The complexity is intimidating but not totally unexpected. It simply means there won't be a magic bullet. Researchers will have to look at each kind of cancer to tease out treatment targets.

This isn't bad news — it's biology, says Harold J. Burstein, M.D., Ph.D., of Harvard Medical School and the Dana Farber Cancer Institute in Boston.

"If you are the Army Corps of Engineers rebuilding New Orleans, you need to know how many weak links you have in the levees," Burstein tells WebMD. "If you guess four or five, and it's 20, you have not fixed the problem. So if in cancer, you look only at four or five genes and there really are a dozen, you have a problem."

Burstein notes that the study wasn't able to say which mutations happen in which order. He says it's possible many of the mutations occur only after the tumor is growing wildly, and it may yet be possible to pinpoint a smaller number of truly significant mutations.

"The transformation from normal cells to cancer cells is still a complicated problem," Burstein says. "What we hope we have here is a roadmap to help us go after them."
Where that roadmap eventually will lead is to a new generation of targeted cancer therapies, says Parsons.
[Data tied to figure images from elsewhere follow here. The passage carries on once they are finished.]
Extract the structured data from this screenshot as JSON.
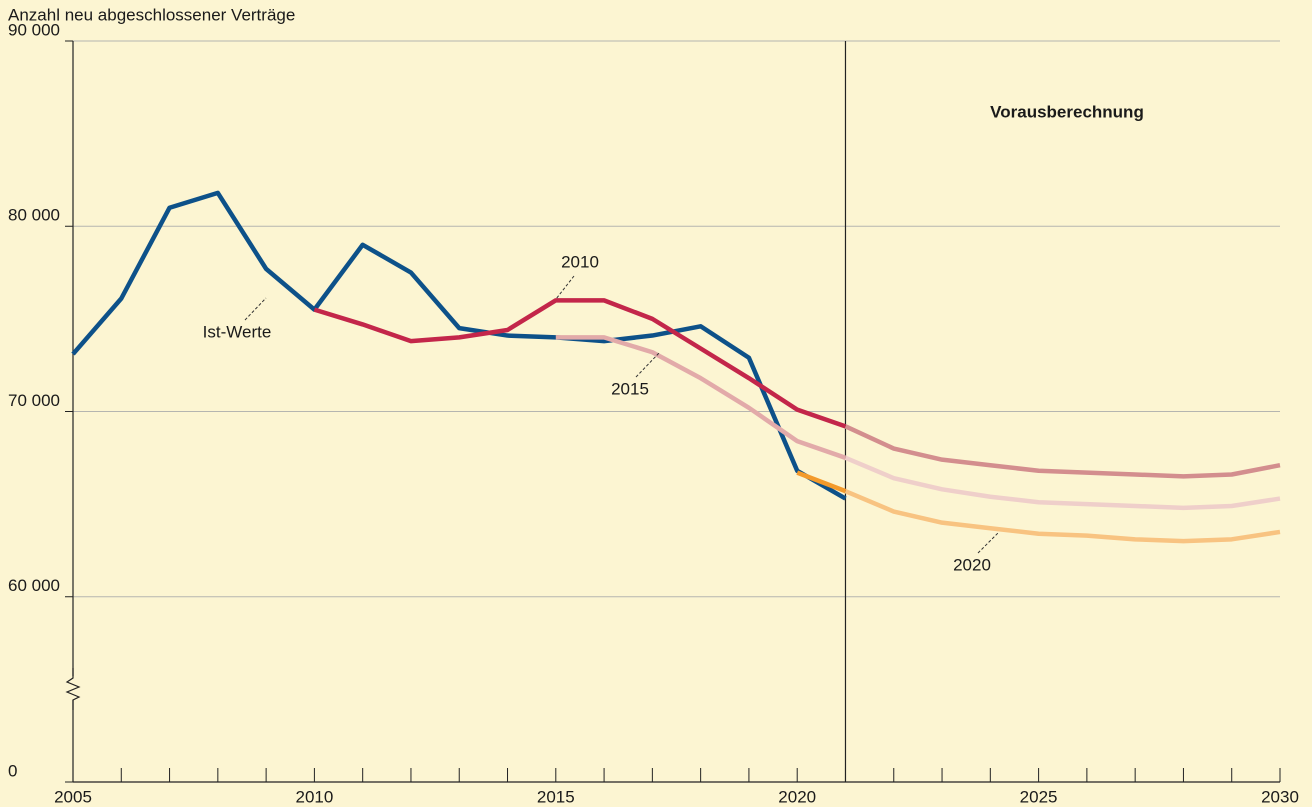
{
  "chart_data": {
    "type": "line",
    "y_label": "Anzahl neu abgeschlossener Verträge",
    "annotation": "Vorausberechnung",
    "x": [
      2005,
      2006,
      2007,
      2008,
      2009,
      2010,
      2011,
      2012,
      2013,
      2014,
      2015,
      2016,
      2017,
      2018,
      2019,
      2020,
      2021,
      2022,
      2023,
      2024,
      2025,
      2026,
      2027,
      2028,
      2029,
      2030
    ],
    "series": [
      {
        "name": "Ist-Werte",
        "color": "#0d5189",
        "forecast_color": "#0d5189",
        "values": [
          73100,
          76100,
          81000,
          81800,
          77700,
          75500,
          79000,
          77500,
          74500,
          74100,
          74000,
          73800,
          74100,
          74600,
          72900,
          66800,
          65300,
          null,
          null,
          null,
          null,
          null,
          null,
          null,
          null,
          null
        ]
      },
      {
        "name": "2010",
        "color": "#c3264a",
        "forecast_color": "#d38e8e",
        "values": [
          null,
          null,
          null,
          null,
          null,
          75500,
          74700,
          73800,
          74000,
          74400,
          76000,
          76000,
          75000,
          73400,
          71800,
          70100,
          69200,
          68000,
          67400,
          67100,
          66800,
          66700,
          66600,
          66500,
          66600,
          67100
        ]
      },
      {
        "name": "2015",
        "color": "#e2aaa9",
        "forecast_color": "#efcfca",
        "values": [
          null,
          null,
          null,
          null,
          null,
          null,
          null,
          null,
          null,
          null,
          74000,
          74000,
          73200,
          71800,
          70200,
          68400,
          67500,
          66400,
          65800,
          65400,
          65100,
          65000,
          64900,
          64800,
          64900,
          65300
        ]
      },
      {
        "name": "2020",
        "color": "#f39a2b",
        "forecast_color": "#f8c381",
        "values": [
          null,
          null,
          null,
          null,
          null,
          null,
          null,
          null,
          null,
          null,
          null,
          null,
          null,
          null,
          null,
          66700,
          65700,
          64600,
          64000,
          63700,
          63400,
          63300,
          63100,
          63000,
          63100,
          63500
        ]
      }
    ],
    "forecast_start": 2021,
    "xlim": [
      2005,
      2030
    ],
    "xticks": [
      2005,
      2010,
      2015,
      2020,
      2025,
      2030
    ],
    "xminorticks": [
      2006,
      2007,
      2008,
      2009,
      2011,
      2012,
      2013,
      2014,
      2016,
      2017,
      2018,
      2019,
      2021,
      2022,
      2023,
      2024,
      2026,
      2027,
      2028,
      2029
    ],
    "ylim": [
      0,
      90000
    ],
    "ybreak": [
      0,
      50000
    ],
    "yticks": [
      0,
      {
        "value": 60000,
        "label": "60 000"
      },
      {
        "value": 70000,
        "label": "70 000"
      },
      {
        "value": 80000,
        "label": "80 000"
      },
      {
        "value": 90000,
        "label": "90 000"
      }
    ],
    "grid": true
  }
}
"New cancer treatments like Gleevec for leukemia, and Herceptin for breast cancer, are based on knowing the genetic basis of these cancers," Parsons says. "We will be able to come up with more of these treatments based on the huge amount of information that will become available from studies like this."
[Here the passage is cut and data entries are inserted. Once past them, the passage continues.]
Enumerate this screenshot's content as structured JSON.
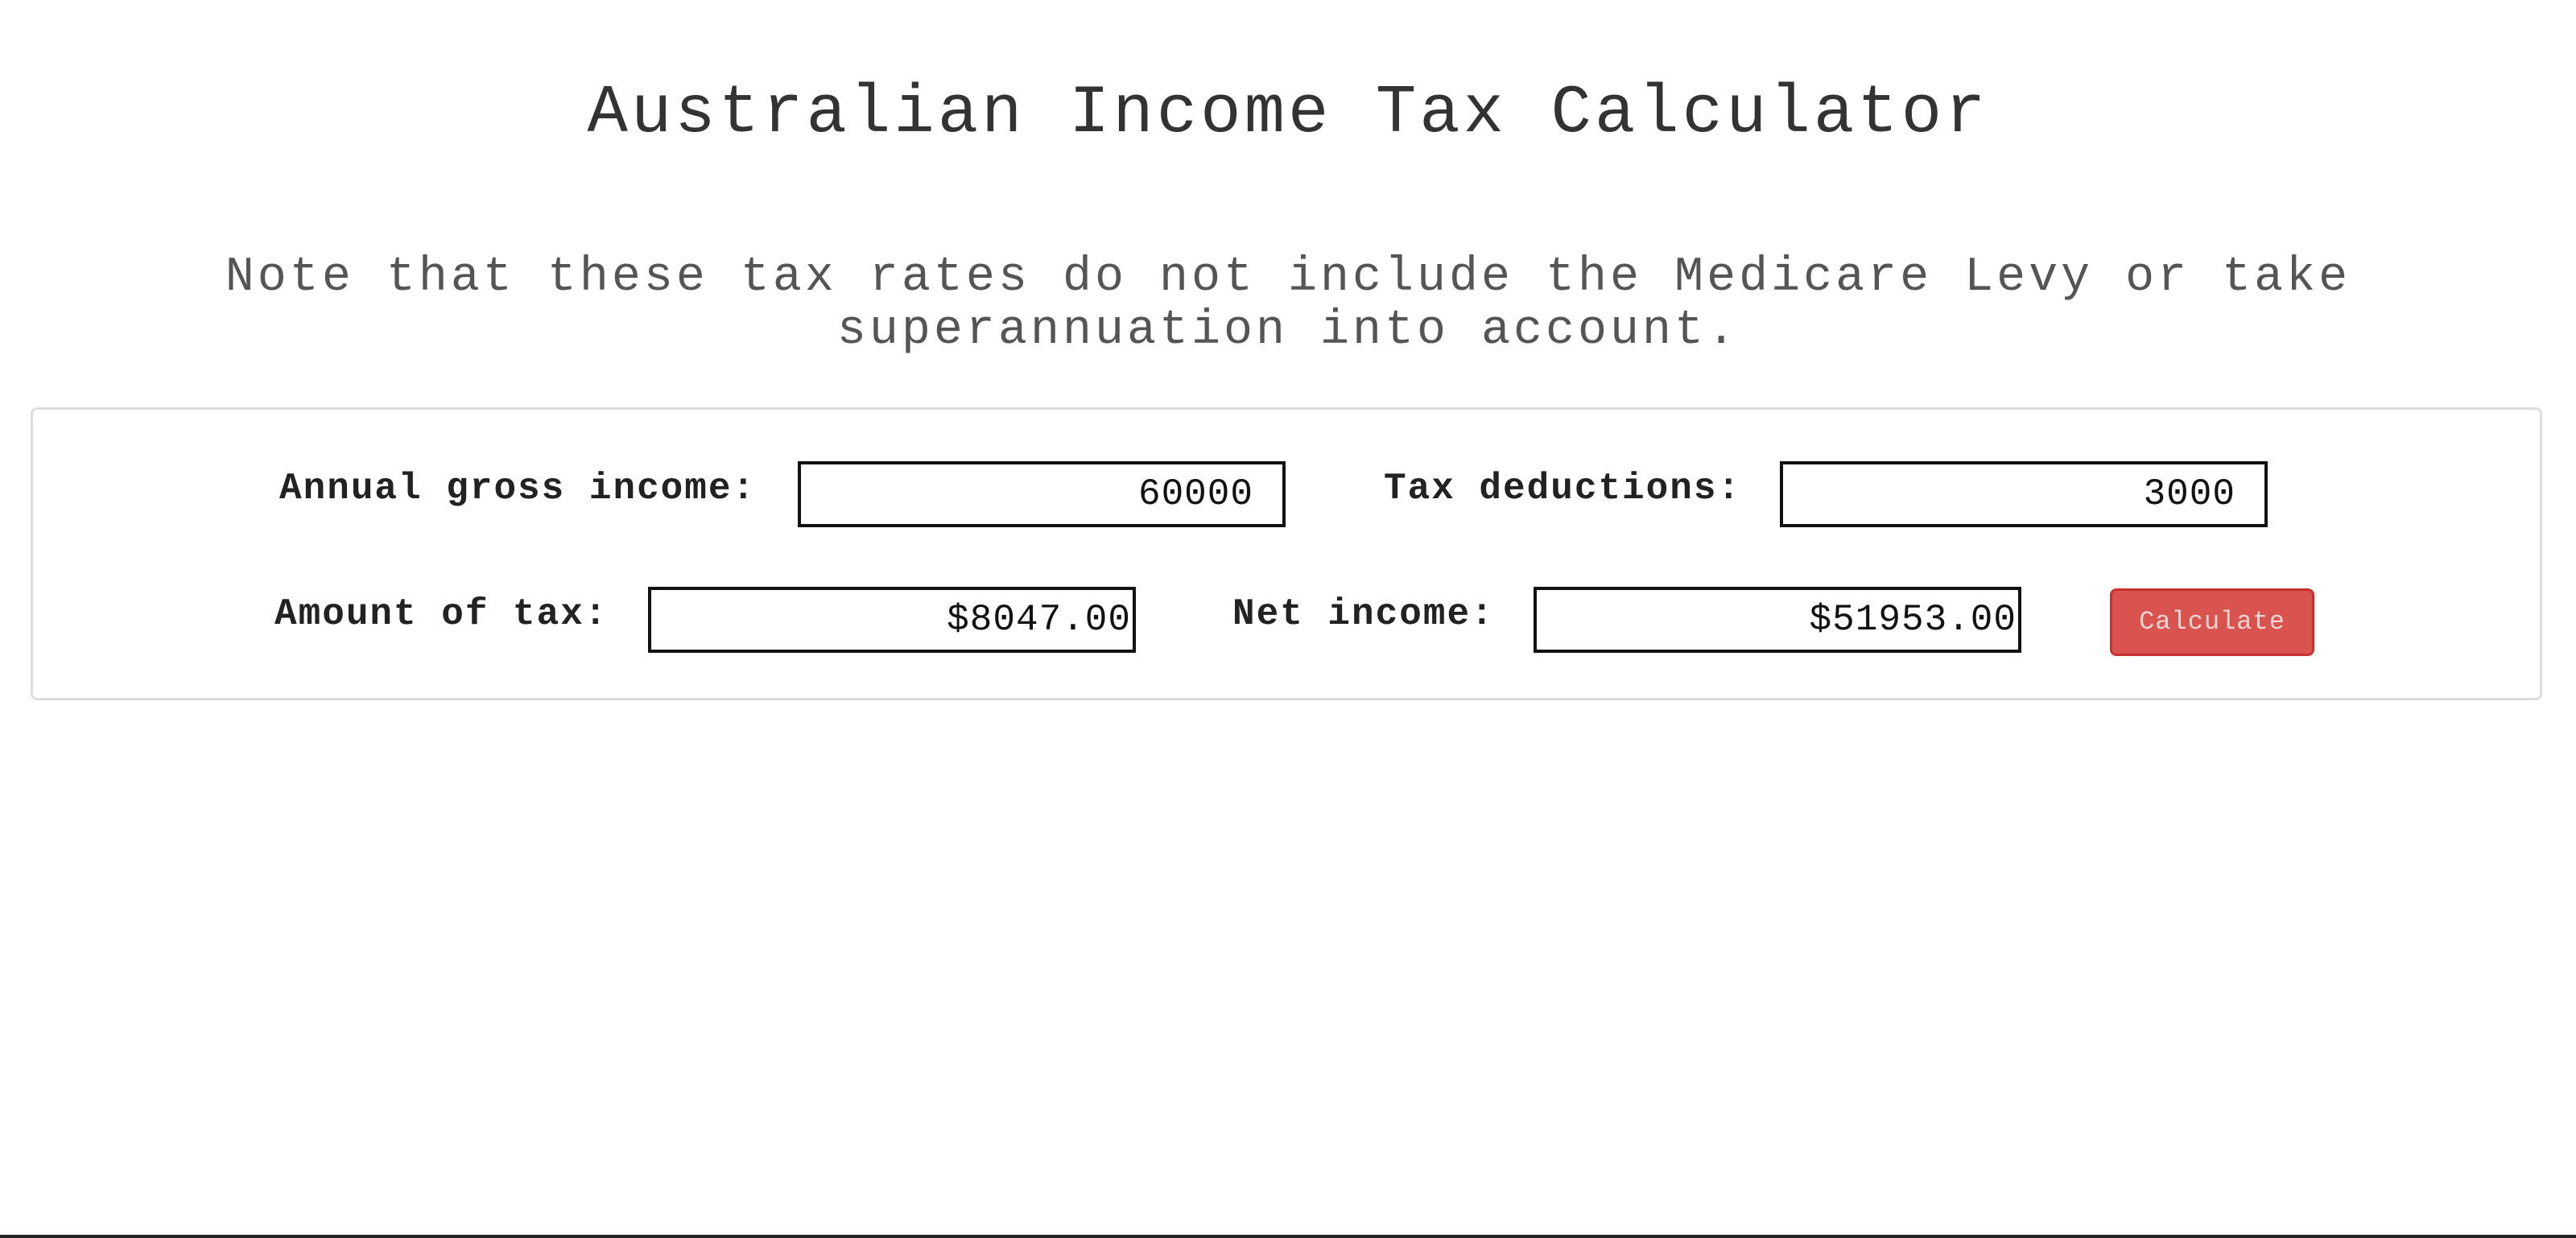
{
  "page": {
    "title": "Australian Income Tax Calculator",
    "note": "Note that these tax rates do not include the Medicare Levy or take superannuation into account."
  },
  "form": {
    "gross_income": {
      "label": "Annual gross income:",
      "value": "60000"
    },
    "deductions": {
      "label": "Tax deductions:",
      "value": "3000"
    },
    "tax_amount": {
      "label": "Amount of tax:",
      "value": "$8047.00"
    },
    "net_income": {
      "label": "Net income:",
      "value": "$51953.00"
    },
    "calculate_label": "Calculate"
  },
  "colors": {
    "button_bg": "#d9534f",
    "button_text": "#f6d6d5",
    "panel_border": "#dddddd",
    "field_border": "#111111"
  }
}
SOURCES: Sjöblom, T. Sciencexpress, Sept. 7, 2006; online edition. Will Parsons, M.D., Ph.D, pediatric oncology fellow, Kimmel Comprehensive Cancer Center at Johns Hopkins, Baltimore, Md. Harold J. Burstein, M.D., Ph.D., Harvard Medical School and Dana Farber Cancer Institute, Boston. News release, National Institutes of Health/National Human Genome Research Institute. News release, Johns Hopkins Kimmel Cancer Center.